I had written in these pages a little while back that the Bruins no longer had the Jeremy Swayman problem that I had believed they did. I spoke too soon. They do. He is a problem. The Bruins were bad Sunday and got it handed to them for most of the game by Detroit. That's three games in a row they haven't played well.
Is it the new acquisitions and how that's disturbed the team balance? I don't know. I don't like Zacha being on the third line. That Czech line should be kept intact. I question Jim Montgomery there.
As for Swayman--he let in another soft goal on a half-wrister from distance. Proved to be the difference in the game. Enough with the platoon system. Swayman is not 1A to Ullmark's 1. He's a back-up. Have him be the back-up. Ullmark should be playing more. He's the best goalie in the league? If he's really that, play him. Don't rotate. Let Swayman spell him. Not take turns with him. Those are really my first two criticisms of Jim Montgomery this year.
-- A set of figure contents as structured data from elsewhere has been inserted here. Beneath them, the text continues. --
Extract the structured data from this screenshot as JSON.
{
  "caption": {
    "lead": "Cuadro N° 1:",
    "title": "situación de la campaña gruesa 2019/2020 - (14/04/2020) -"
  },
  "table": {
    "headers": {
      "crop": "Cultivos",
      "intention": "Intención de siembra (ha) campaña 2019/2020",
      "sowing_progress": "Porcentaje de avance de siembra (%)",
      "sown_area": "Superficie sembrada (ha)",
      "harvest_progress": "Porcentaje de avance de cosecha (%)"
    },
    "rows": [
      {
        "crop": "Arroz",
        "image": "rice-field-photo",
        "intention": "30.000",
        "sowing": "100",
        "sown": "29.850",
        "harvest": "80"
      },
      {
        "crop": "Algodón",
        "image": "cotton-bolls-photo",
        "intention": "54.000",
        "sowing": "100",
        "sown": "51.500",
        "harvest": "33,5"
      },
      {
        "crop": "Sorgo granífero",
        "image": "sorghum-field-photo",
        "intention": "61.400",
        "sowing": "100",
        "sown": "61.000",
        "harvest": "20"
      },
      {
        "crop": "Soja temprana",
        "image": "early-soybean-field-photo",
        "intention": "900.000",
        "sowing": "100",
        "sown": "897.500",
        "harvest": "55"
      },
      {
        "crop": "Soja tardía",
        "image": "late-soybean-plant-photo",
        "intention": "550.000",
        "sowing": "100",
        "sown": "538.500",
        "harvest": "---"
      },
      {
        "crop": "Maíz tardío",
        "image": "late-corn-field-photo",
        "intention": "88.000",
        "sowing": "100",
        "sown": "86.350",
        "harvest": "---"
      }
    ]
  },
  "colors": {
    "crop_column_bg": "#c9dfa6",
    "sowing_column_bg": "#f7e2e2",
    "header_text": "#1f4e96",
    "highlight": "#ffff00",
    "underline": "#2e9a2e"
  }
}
Here's a most odd baseball stat. Ivan de Jesus was a light-hitting shortstop who had a fifteen-year MLB career. He finished that career with 21 home runs, 324 RBI, a .254 average, and a 77 OPS+. So that's not so good. He didn't win a Gold Glove. I don't think people understand how hard it is to stick in a professional sports league. A fifteen-year career with a decent chunk of those years as a starter and at shortstop? But there's virtually nothing that stands out about de Jesus. He was never an All-Star, for instance. But there is one thing, and it's a major thing: One time de Jesus led the National League in a category, and it was a major category: runs scored, with 104 in 1978.
Very odd. But what is odder yet is that you can't really figure out how he did this. He played 160 games, so that helped. He hit 3 home runs, so he only drove himself in those three times. He hit .278, so it's not like he was a batting average machine. He did walk 74 times, which was decent. He only had 24 doubles. But it gets stranger. de Jesus played on an offensively anemic Chicago Cubs team. These are the home run totals of their starting nine: 3, 5, 4, 3, 1, 28, 1, 9. The entire Cubs team only hit 72 home runs. (By the way: the 28 you see belonged to Dave Kingman.)
How did this player lead the league in runs scored? I honestly don't know. A lot of weirdness and flukiness had to be involved, but I would also deduce that de Jesus must have been a very good baserunner. He was a singles hitter on a team with next to no power and runs scored is a major category. Usually the very best players lead in runs scored. It did help that he stole 41 bases, because that's how he tended to be in scoring position that year. No one on the team had 80 RBI. Kingman had 79, and Bill Buckner had 74. It is also worth noting that though he missed time to injury, the mighty Kong had an OPS+ of 132.